Усатый турок с переднего сиденья испуганно вздрагивает и оборачивается.

— Ничего, ничего… — успокаивает его Яник. — Это мы так… муки творчества…..Мишаня, ты бы того, поосторожнее. А то еще заметут за попытку захвата самолета. Ты мне лучше вот что скажи: как это такой зубр на нашу инвалидную артелку упал? Зачем ему это? Он ведь вон какой — с Памелой Андерсон на дружеском бедре, а тут мы с тобой — два аутсайдера, да каналетто наш занюханный. Не вяжется что-то…

— Вот ты сам его и спроси… — отчего-то обижается Мишаня.

Самолет осторожно пробует землю правым шасси и приземляется, по-вороньи подпрыгивая и упираясь в воздух трепещущими закрылками.

2.

— Ну и где он, твой гений?

Залитый потом Мишаня растерянно озирается, ища Андрея Белика. Встречающих немного, и все они какие-то тихие, не турецкие. И Белика среди них вроде бы нет. Впрочем, Мишаня может и ошибаться: знакомство у него с Первозванным совсем мимолетное, даже не шапочное… — так, выпивали как-то за одним длинным столом.

— Да отцепись ты от тележки, Мишаня, — продолжает досадовать Яник. — Походи по залу, поищи; может, он где в другом месте торчит.

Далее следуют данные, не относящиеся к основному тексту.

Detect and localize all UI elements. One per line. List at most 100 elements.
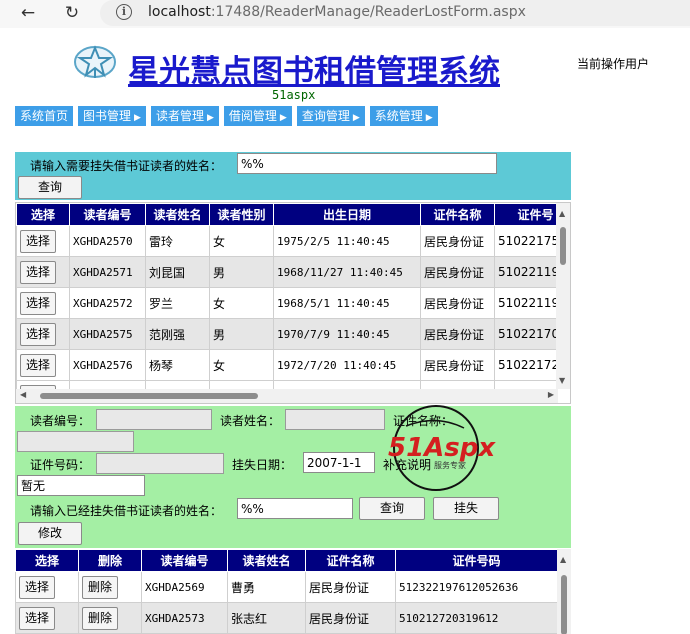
- search-input[interactable]: [237, 153, 497, 174]
- select-button[interactable]: 选择: [20, 353, 57, 377]
- url-text[interactable]: localhost:17488/ReaderManage/ReaderLostF…: [148, 4, 526, 20]
- grid2-vertical-scrollbar[interactable]: ▲: [557, 549, 571, 634]
- submenu-arrow-icon: ▶: [134, 113, 141, 123]
- cell-name: 范刚强: [145, 318, 210, 350]
- column-header[interactable]: 读者姓名: [145, 203, 210, 226]
- menu-item-1[interactable]: 图书管理 ▶: [78, 106, 146, 126]
- cell-name: 杨琴: [145, 349, 210, 381]
- 51aspx-watermark-logo: 51Aspx 服务专家: [388, 405, 496, 491]
- search2-input[interactable]: [237, 498, 353, 519]
- grid-vertical-scrollbar[interactable]: ▲ ▼: [556, 203, 570, 389]
- cert-no-field[interactable]: [96, 453, 224, 474]
- column-header[interactable]: 选择: [16, 203, 70, 226]
- scroll-up-icon[interactable]: ▲: [560, 555, 566, 564]
- select-cell: 选择: [16, 287, 70, 319]
- column-header[interactable]: 读者性别: [209, 203, 274, 226]
- scroll-thumb[interactable]: [561, 575, 567, 634]
- lost-reader-grid: 选择 删除 读者编号 读者姓名 证件名称 证件号码 选择 删除 XGHDA2569 曹勇 居民身份…: [15, 549, 571, 634]
- menu-item-label: 系统首页: [20, 109, 69, 123]
- info-icon[interactable]: i: [116, 4, 132, 20]
- lost-date-field[interactable]: [303, 452, 375, 473]
- column-header[interactable]: 读者姓名: [227, 549, 306, 572]
- menu-item-5[interactable]: 系统管理 ▶: [369, 106, 438, 126]
- menu-item-label: 系统管理: [374, 109, 423, 123]
- column-header[interactable]: 读者编号: [69, 203, 146, 226]
- scroll-right-icon[interactable]: ▶: [548, 390, 554, 399]
- watermark-subtext: 服务专家: [434, 460, 466, 470]
- cell-cert: 居民身份证: [420, 318, 495, 350]
- search-panel: 请输入需要挂失借书证读者的姓名： 查询: [15, 152, 571, 200]
- scroll-thumb[interactable]: [40, 393, 258, 399]
- cell-birth: 1970/7/9 11:40:45: [273, 318, 421, 350]
- menu-item-label: 读者管理: [155, 109, 204, 123]
- table-row: 选择 XGHDA2571 刘昆国男 1968/11/27 11:40:45 居民身份证 5…: [16, 256, 570, 288]
- column-header[interactable]: 读者编号: [141, 549, 228, 572]
- cell-gender: 男: [209, 318, 274, 350]
- select-cell: 选择: [16, 318, 70, 350]
- grid-horizontal-scrollbar[interactable]: ◀ ▶: [16, 389, 558, 403]
- select-button[interactable]: 选择: [20, 229, 57, 253]
- scroll-down-icon[interactable]: ▼: [559, 376, 565, 385]
- delete-button[interactable]: 删除: [82, 606, 119, 630]
- column-header[interactable]: 选择: [15, 549, 79, 572]
- reader-id-field[interactable]: [96, 409, 212, 430]
- table-row: 选择 删除 XGHDA2573 张志红 居民身份证 510212720319612: [15, 602, 558, 634]
- select-cell: 选择: [15, 602, 79, 634]
- select-button[interactable]: 选择: [20, 260, 57, 284]
- column-header[interactable]: 证件名称: [420, 203, 495, 226]
- cell-cert: 居民身份证: [305, 571, 396, 603]
- cell-gender: 女: [209, 349, 274, 381]
- table-row: 选择 XGHDA2572 罗兰女 1968/5/1 11:40:45 居民身份证 5102…: [16, 287, 570, 319]
- cell-certno: 512322197612052636: [395, 571, 558, 603]
- cell-cert: 居民身份证: [420, 225, 495, 257]
- table-row: 选择 XGHDA2575 范刚强男 1970/7/9 11:40:45 居民身份证 510…: [16, 318, 570, 350]
- table-row: 选择 XGHDA2576 杨琴女 1972/7/20 11:40:45 居民身份证 510…: [16, 349, 570, 381]
- report-lost-button[interactable]: 挂失: [433, 497, 499, 520]
- cell-id: XGHDA2573: [141, 602, 228, 634]
- cell-gender: 男: [209, 256, 274, 288]
- delete-button[interactable]: 删除: [82, 575, 119, 599]
- column-header[interactable]: 证件号码: [395, 549, 558, 572]
- query-button[interactable]: 查询: [18, 176, 82, 199]
- select-button[interactable]: 选择: [19, 606, 56, 630]
- menu-item-0[interactable]: 系统首页: [15, 106, 74, 126]
- cell-name: 曹勇: [227, 571, 306, 603]
- reload-icon[interactable]: ↻: [60, 2, 84, 24]
- main-menu: 系统首页 图书管理 ▶ 读者管理 ▶ 借阅管理 ▶ 查询管理 ▶ 系统管理 ▶: [15, 106, 443, 126]
- modify-button[interactable]: 修改: [18, 522, 82, 545]
- scroll-left-icon[interactable]: ◀: [20, 390, 26, 399]
- select-button[interactable]: 选择: [20, 322, 57, 346]
- column-header[interactable]: 出生日期: [273, 203, 421, 226]
- query2-button[interactable]: 查询: [359, 497, 425, 520]
- cell-id: XGHDA2572: [69, 287, 146, 319]
- column-header[interactable]: 删除: [78, 549, 142, 572]
- menu-item-label: 查询管理: [301, 109, 350, 123]
- select-cell: 选择: [16, 225, 70, 257]
- scroll-thumb[interactable]: [560, 227, 566, 265]
- cell-certno: 510212720319612: [395, 602, 558, 634]
- cell-cert: 居民身份证: [305, 602, 396, 634]
- url-host: localhost: [148, 4, 211, 20]
- reader-id-label: 读者编号：: [30, 414, 91, 428]
- cell-id: XGHDA2571: [69, 256, 146, 288]
- cell-id: XGHDA2576: [69, 349, 146, 381]
- cert-no-label: 证件号码：: [30, 458, 91, 472]
- cell-gender: 女: [209, 225, 274, 257]
- submenu-arrow-icon: ▶: [279, 113, 287, 123]
- watermark-text: 51Aspx: [388, 433, 496, 463]
- back-arrow-icon[interactable]: ←: [16, 2, 40, 24]
- site-title[interactable]: 星光慧点图书租借管理系统: [128, 46, 500, 91]
- menu-item-3[interactable]: 借阅管理 ▶: [223, 106, 292, 126]
- menu-item-4[interactable]: 查询管理 ▶: [296, 106, 365, 126]
- submenu-arrow-icon: ▶: [206, 113, 214, 123]
- column-header[interactable]: 证件名称: [305, 549, 396, 572]
- cert-name-field[interactable]: [17, 431, 134, 452]
- menu-item-2[interactable]: 读者管理 ▶: [150, 106, 219, 126]
- select-button[interactable]: 选择: [19, 575, 56, 599]
- note-field[interactable]: [17, 475, 145, 496]
- scroll-up-icon[interactable]: ▲: [559, 209, 565, 218]
- submenu-arrow-icon: ▶: [352, 113, 360, 123]
- reader-name-field[interactable]: [285, 409, 385, 430]
- select-button[interactable]: 选择: [20, 291, 57, 315]
- cell-id: XGHDA2575: [69, 318, 146, 350]
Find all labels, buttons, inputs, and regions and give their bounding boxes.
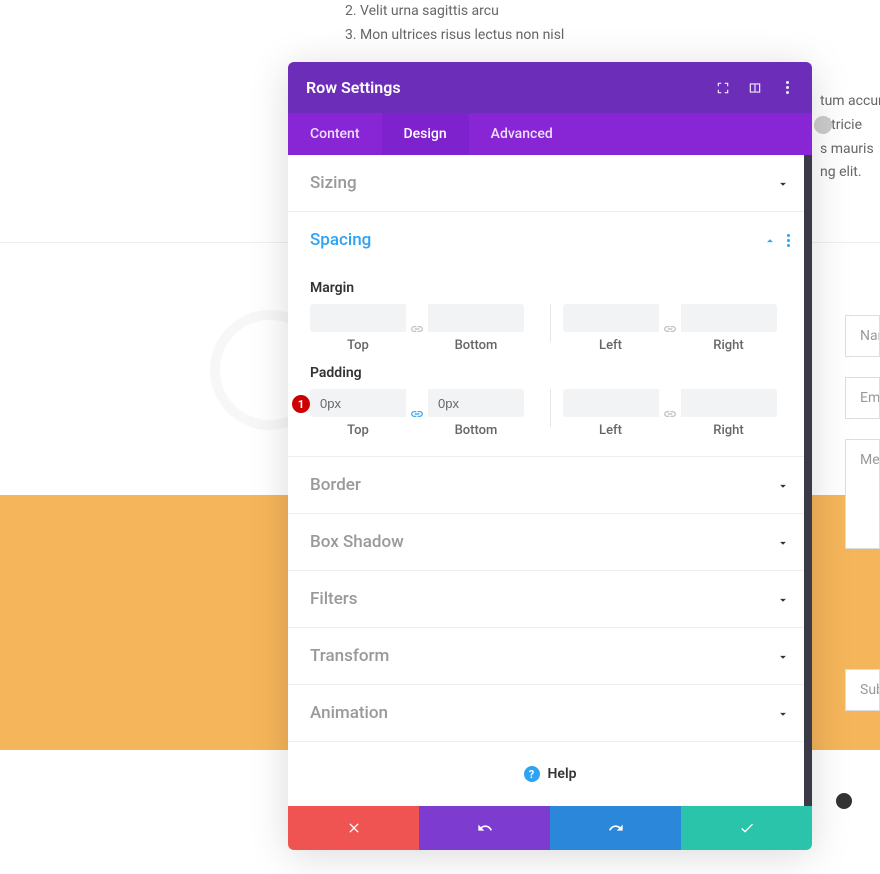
modal-tabs: Content Design Advanced [288,113,812,155]
columns-icon[interactable] [748,81,762,95]
bg-subject-field[interactable]: Subj [845,669,880,711]
padding-label: Padding [310,365,790,381]
tab-advanced[interactable]: Advanced [469,113,575,155]
more-icon[interactable] [780,81,794,95]
cancel-button[interactable] [288,806,419,850]
chevron-down-icon [776,478,790,492]
bg-floating-button[interactable] [836,793,852,809]
margin-bottom-input[interactable] [428,304,524,332]
padding-left-input[interactable] [563,389,659,417]
link-icon[interactable] [659,400,681,428]
bg-list-item-2: Velit urna sagittis arcu [360,0,564,24]
padding-right-input[interactable] [681,389,777,417]
tab-design[interactable]: Design [382,113,469,155]
section-box-shadow[interactable]: Box Shadow [288,514,812,570]
modal-body[interactable]: Sizing Spacing Margin [288,155,812,806]
section-spacing[interactable]: Spacing [288,212,812,268]
link-icon[interactable] [406,315,428,343]
bg-message-field[interactable]: Mes [845,439,880,549]
chevron-down-icon [776,649,790,663]
help-link[interactable]: ? Help [288,742,812,806]
background-list: Velit urna sagittis arcu Mon ultrices ri… [340,0,564,48]
section-filters[interactable]: Filters [288,571,812,627]
bg-paragraph: tum accum ultricie s mauris ng elit. [820,90,880,185]
section-animation[interactable]: Animation [288,685,812,741]
scrollbar[interactable] [804,155,812,806]
chevron-down-icon [776,592,790,606]
section-border[interactable]: Border [288,457,812,513]
margin-left-input[interactable] [563,304,659,332]
modal-header: Row Settings [288,62,812,113]
bg-email-field[interactable]: Ema [845,377,880,419]
padding-top-input[interactable] [310,389,406,417]
globe-icon [814,116,832,134]
link-icon[interactable] [659,315,681,343]
section-transform[interactable]: Transform [288,628,812,684]
link-icon-active[interactable] [406,400,428,428]
expand-icon[interactable] [716,81,730,95]
margin-top-input[interactable] [310,304,406,332]
bg-form: Nam Ema Mes Subj [845,315,880,731]
section-sizing[interactable]: Sizing [288,155,812,211]
redo-button[interactable] [550,806,681,850]
chevron-up-icon [763,233,777,247]
chevron-down-icon [776,176,790,190]
bg-name-field[interactable]: Nam [845,315,880,357]
bg-list-item-3: Mon ultrices risus lectus non nisl [360,24,564,48]
row-settings-modal: Row Settings Content Design Advanced Siz… [288,62,812,850]
padding-bottom-input[interactable] [428,389,524,417]
tab-content[interactable]: Content [288,113,382,155]
step-badge-1: 1 [292,395,310,413]
modal-footer [288,806,812,850]
section-more-icon[interactable] [787,234,790,247]
save-button[interactable] [681,806,812,850]
chevron-down-icon [776,706,790,720]
margin-right-input[interactable] [681,304,777,332]
help-icon: ? [524,766,540,782]
chevron-down-icon [776,535,790,549]
modal-title: Row Settings [306,78,716,97]
margin-label: Margin [310,280,790,296]
undo-button[interactable] [419,806,550,850]
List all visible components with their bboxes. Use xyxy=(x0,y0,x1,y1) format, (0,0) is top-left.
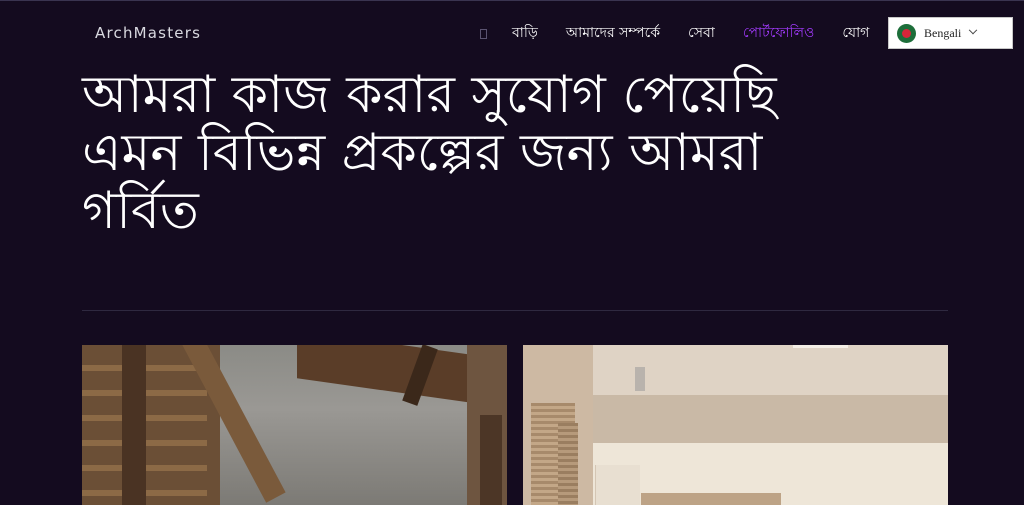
wooden-post xyxy=(122,345,146,505)
brand-logo[interactable]: ArchMasters xyxy=(95,24,201,42)
language-selector[interactable]: Bengali xyxy=(888,17,1013,49)
broken-image-icon xyxy=(478,26,488,40)
main-nav: বাড়ি আমাদের সম্পর্কে সেবা পোর্টফোলিও যো… xyxy=(478,21,897,45)
page-title: আমরা কাজ করার সুযোগ পেয়েছি এমন বিভিন্ন … xyxy=(82,65,777,241)
nav-item-contact[interactable]: যোগ xyxy=(842,21,869,45)
bangladesh-flag-icon xyxy=(897,23,916,43)
divider xyxy=(82,310,948,311)
louvered-shutter xyxy=(558,423,578,505)
chevron-down-icon xyxy=(969,25,978,35)
top-border xyxy=(0,0,1024,1)
curtain xyxy=(641,493,781,505)
wooden-door xyxy=(480,415,502,505)
ceiling-light-strip xyxy=(793,345,848,348)
language-selector-value: Bengali xyxy=(924,25,962,40)
nav-item-portfolio[interactable]: পোর্টফোলিও xyxy=(743,21,815,45)
nav-item-services[interactable]: সেবা xyxy=(688,21,715,45)
nav-item-home[interactable]: বাড়ি xyxy=(512,21,538,45)
portfolio-card-1[interactable] xyxy=(82,345,507,505)
ceiling-lamp xyxy=(635,367,645,391)
portfolio-card-2[interactable] xyxy=(523,345,948,505)
white-cabinet xyxy=(595,465,640,505)
nav-item-about[interactable]: আমাদের সম্পর্কে xyxy=(566,21,660,45)
ceiling-beam xyxy=(593,395,948,443)
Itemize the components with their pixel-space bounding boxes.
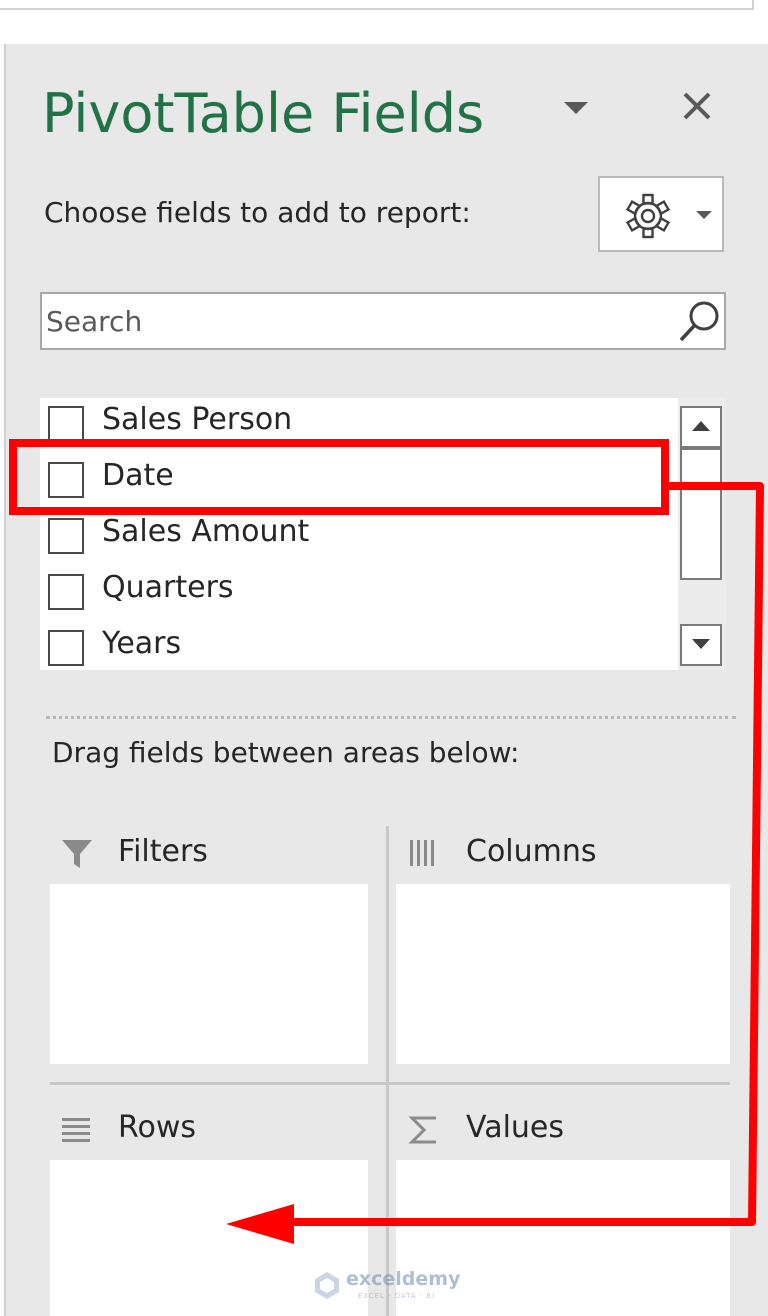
scroll-thumb[interactable] [680,448,722,580]
field-checkbox[interactable] [48,574,84,610]
area-title: Filters [118,834,208,869]
rows-icon [62,1118,90,1142]
area-title: Values [466,1110,565,1145]
watermark-name: exceldemy [346,1268,461,1290]
section-divider [46,716,736,719]
columns-drop-zone[interactable] [396,884,730,1064]
rows-area-header: Rows [60,1108,360,1156]
pane-options-dropdown[interactable] [558,96,594,120]
scroll-up-button[interactable] [680,406,722,448]
areas-vertical-divider [386,826,389,1316]
area-title: Columns [466,834,597,869]
screenshot-stage: PivotTable Fields Choose fields to add t… [0,0,768,1316]
pane-title: PivotTable Fields [42,82,485,145]
field-label: Sales Amount [102,514,310,549]
search-icon[interactable] [676,298,722,344]
field-label: Years [102,626,182,661]
worksheet-edge [0,0,754,10]
field-label: Date [102,458,174,493]
field-list-tools-button[interactable] [598,176,724,252]
field-list-scrollbar[interactable] [678,398,726,670]
field-checkbox[interactable] [48,630,84,666]
exceldemy-logo-icon [315,1272,339,1299]
field-label: Quarters [102,570,234,605]
columns-icon [410,840,434,866]
filter-icon [62,840,92,868]
watermark: exceldemy EXCEL · DATA · BI [312,1266,462,1306]
gear-icon [625,193,671,239]
chevron-up-icon [692,421,710,431]
filters-area-header: Filters [60,832,360,880]
chevron-down-icon [696,211,712,219]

Мишаня послушно делает круг. В аэропорту Эсенбога чисто и тихо; странная какая-то Турция, думает Мишаня. Вот и Белика нету, а должен быть. А может, это и не Турция вовсе? Турцию Мишаня представляет себе совсем иначе, в духе старого фильма «Бег»… — там все было определенно грязнее и азиатистей. Странно… Вздыхая, Мишаня возвращается к Янику. Тот встречает его зверским выражением лица.

— Ну?.. Летим обратно?

Он свирепо озирается вокруг и вдруг подскакивает на месте.

— Вон же он, смотри! Как же ты его раньше не просек?!

Яник указывает на здоровенного усатого толстяка в шляпе и длиннополом пальто.

— Да ты что… это точно не Андрей… с чего ты взял?

— Ну как же! Ты глянь, что на нем написано!

И впрямь, на шее у толстяка плакатик с буквами «САС-Ти-Ви».

— Привет, генацвале… или как тебя там.

— Фатих… Очень приятно.

— Ты за нами?… Ну слава Богу!.. А где Андрей?

— Андрэ? Ждет в отеле.

— Ах, в отеле… понятно… эй, Мишаня, загружаемся!

Потом они долго едут в чистеньком транзите по бульвару Ататюрка и деликатно помалкивают. Отель расположен в центре, недалеко от огромной мечети, по-хозяйски воткнувшей в небо четверку длиннющих членисторогих минаретов.

«Как вилку в бараний окорок,» — думает Яник, глотая слюну.

Он проголодался и хочет спать. Теперь, когда кошмар с ассирийским младенцем оставил его, он старается использовать для сна каждую свободную минутку, наслаждается всеми его физиономиями и ужимками: и сладким растеканием сознания в момент первой дремы, и уютной серединной качкой перемежающихся полусна-полуяви, и радостным тягучим всплыванием в жизнь перед самым пробуждением. Это так хорошо — спать!..

Босс поджидает их в лобби.

— Хай. — Он протягивает узкую подростковую ладонь. — Андрей.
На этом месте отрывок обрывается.